Because of a certain library and some other reasons, I recently was forced to program in Java. In this course, I had to make a command line call (to dump flatfiles into my PostgreSQL database). Knowing many languages, I though this would be pretty straightforward with Java, too - nada! Here's the code to do a command line call in Java as safe as I can get it:

/**executes cmd on the Runtime
*
* This method throws a RuntimeException if any output
* is found on STDERR - so catch it if your program
* does so to log only. The content of STDERR is
* sans newlines in the message of the RE.
*
* @return exitVal - anything else than 0 is invalid */
private int runtimeExec(String cmd)
throws InterruptedException, IOException {

// execute the command
Process child = Runtime.getRuntime().exec(cmd);
int exitVal = child.waitFor();

// check STDERR
InputStream stderr = child.getErrorStream();
InputStreamReader isr = new InputStreamReader(stderr);
BufferedReader br = new BufferedReader(isr);
String line = null;
while ( (line = br.readLine()) != null)
error.append(line + " ");

// close the streams
stderr.close();
child.getInputStream().close();
child.getOutputStream().close();

// throw RE on STDERR output
if (error.length() > 0)
throw new RuntimeException(error.toString());

return exitVal;
}
Pretty nasty, eh?! So which precautions are required? Here's the explanation of above code:
  • Although a program should terminate with exit value non-zero on error, I found that the postgres dumping using psql -d mydb -f mydump.pg actually does terminate with 0 when an encoding error is encountered. This means your program happily continues while your database has been abrogated. The only means to find this situation is to throw a RE on any text found on STDERR.
  • The second really bad thing is if you call this code say a few thousand times, you will run into a "too many open filehandles" error. Why? Because you have to close all three streams (IN, OUT, ERR), as the Java GC just sucks - my process runs over days, going into this segment about 1000 times.
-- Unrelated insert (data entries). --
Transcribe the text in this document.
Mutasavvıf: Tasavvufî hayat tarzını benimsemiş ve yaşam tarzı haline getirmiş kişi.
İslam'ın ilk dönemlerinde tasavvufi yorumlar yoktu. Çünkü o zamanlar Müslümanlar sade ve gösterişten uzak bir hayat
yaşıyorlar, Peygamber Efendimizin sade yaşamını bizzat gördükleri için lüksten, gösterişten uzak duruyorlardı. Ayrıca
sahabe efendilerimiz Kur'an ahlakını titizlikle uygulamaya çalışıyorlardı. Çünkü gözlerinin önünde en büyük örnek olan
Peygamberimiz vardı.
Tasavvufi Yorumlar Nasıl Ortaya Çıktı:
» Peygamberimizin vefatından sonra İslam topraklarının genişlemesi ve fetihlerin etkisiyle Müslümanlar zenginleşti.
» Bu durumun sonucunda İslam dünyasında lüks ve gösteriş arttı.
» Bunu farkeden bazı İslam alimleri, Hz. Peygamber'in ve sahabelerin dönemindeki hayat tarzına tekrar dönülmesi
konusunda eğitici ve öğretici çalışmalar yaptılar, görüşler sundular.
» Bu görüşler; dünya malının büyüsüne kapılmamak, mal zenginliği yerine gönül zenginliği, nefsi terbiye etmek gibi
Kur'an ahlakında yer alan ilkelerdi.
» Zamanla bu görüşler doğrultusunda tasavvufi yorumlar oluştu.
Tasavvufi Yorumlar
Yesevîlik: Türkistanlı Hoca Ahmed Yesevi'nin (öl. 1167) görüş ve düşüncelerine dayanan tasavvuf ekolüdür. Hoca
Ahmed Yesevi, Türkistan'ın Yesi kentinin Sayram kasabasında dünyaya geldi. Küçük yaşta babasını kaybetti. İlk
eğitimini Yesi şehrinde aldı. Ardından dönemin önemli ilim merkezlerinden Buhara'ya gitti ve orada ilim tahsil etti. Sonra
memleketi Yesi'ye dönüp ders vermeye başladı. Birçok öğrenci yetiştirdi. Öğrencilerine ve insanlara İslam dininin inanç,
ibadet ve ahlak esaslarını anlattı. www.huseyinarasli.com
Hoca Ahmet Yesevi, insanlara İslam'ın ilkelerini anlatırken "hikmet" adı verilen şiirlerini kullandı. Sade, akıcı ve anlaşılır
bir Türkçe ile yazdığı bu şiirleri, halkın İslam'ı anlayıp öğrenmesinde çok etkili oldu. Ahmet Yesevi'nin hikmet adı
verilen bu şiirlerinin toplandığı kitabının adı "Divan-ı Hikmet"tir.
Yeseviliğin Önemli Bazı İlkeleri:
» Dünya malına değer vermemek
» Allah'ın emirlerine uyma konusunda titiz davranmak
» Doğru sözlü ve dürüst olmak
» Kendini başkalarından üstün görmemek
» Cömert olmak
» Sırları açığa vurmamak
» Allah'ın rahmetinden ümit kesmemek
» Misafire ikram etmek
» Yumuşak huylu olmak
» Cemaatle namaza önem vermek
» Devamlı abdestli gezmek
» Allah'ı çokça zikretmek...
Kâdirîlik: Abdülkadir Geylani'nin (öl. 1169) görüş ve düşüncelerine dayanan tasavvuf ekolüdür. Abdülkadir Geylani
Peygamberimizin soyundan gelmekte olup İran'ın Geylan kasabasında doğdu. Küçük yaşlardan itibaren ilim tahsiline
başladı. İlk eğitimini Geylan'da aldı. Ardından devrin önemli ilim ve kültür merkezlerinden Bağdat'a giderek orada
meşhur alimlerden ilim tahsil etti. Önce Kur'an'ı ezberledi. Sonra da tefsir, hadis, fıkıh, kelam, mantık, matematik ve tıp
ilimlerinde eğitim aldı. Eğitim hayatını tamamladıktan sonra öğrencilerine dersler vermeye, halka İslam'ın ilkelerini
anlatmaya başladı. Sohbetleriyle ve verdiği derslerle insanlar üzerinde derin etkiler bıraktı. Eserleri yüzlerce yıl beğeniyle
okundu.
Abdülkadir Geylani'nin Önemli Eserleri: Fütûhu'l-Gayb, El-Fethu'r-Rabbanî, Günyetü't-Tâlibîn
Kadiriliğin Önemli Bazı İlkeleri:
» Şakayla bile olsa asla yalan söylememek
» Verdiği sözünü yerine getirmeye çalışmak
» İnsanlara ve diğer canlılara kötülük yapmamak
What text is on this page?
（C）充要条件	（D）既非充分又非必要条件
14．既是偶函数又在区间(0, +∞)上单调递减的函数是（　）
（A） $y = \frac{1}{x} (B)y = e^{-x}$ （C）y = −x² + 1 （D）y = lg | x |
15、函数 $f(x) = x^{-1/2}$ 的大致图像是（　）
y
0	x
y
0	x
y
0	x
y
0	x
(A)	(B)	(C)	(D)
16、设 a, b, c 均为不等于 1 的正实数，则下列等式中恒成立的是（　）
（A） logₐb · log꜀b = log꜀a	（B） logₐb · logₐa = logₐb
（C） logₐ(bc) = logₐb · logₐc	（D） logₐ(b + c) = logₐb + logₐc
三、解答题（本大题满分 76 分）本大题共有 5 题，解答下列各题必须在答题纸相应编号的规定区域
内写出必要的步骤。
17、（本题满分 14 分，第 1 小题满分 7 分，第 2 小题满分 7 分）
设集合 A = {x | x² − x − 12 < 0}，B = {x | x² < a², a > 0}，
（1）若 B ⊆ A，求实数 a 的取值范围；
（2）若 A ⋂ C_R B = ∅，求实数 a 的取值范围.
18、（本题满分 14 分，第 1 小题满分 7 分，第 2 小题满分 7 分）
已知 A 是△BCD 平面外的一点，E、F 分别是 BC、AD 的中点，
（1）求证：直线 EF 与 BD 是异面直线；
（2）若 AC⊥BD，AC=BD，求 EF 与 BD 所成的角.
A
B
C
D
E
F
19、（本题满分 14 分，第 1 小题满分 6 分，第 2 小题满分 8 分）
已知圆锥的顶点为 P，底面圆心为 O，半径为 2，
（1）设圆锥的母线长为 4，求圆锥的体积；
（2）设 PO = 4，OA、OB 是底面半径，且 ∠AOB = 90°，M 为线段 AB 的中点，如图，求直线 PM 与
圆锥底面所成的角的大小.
So on about the last day, this program crashes. Nice, just love garbage collection...
Oh, and it actually still ain't completely safe: you would have to do a try...catch...finally to close the streams, if you'd want to be perfect!

So my advice, again, is: keep away from this hideous language and develop something real! I hope this was my last "me vs. Java"-encounter for a long time!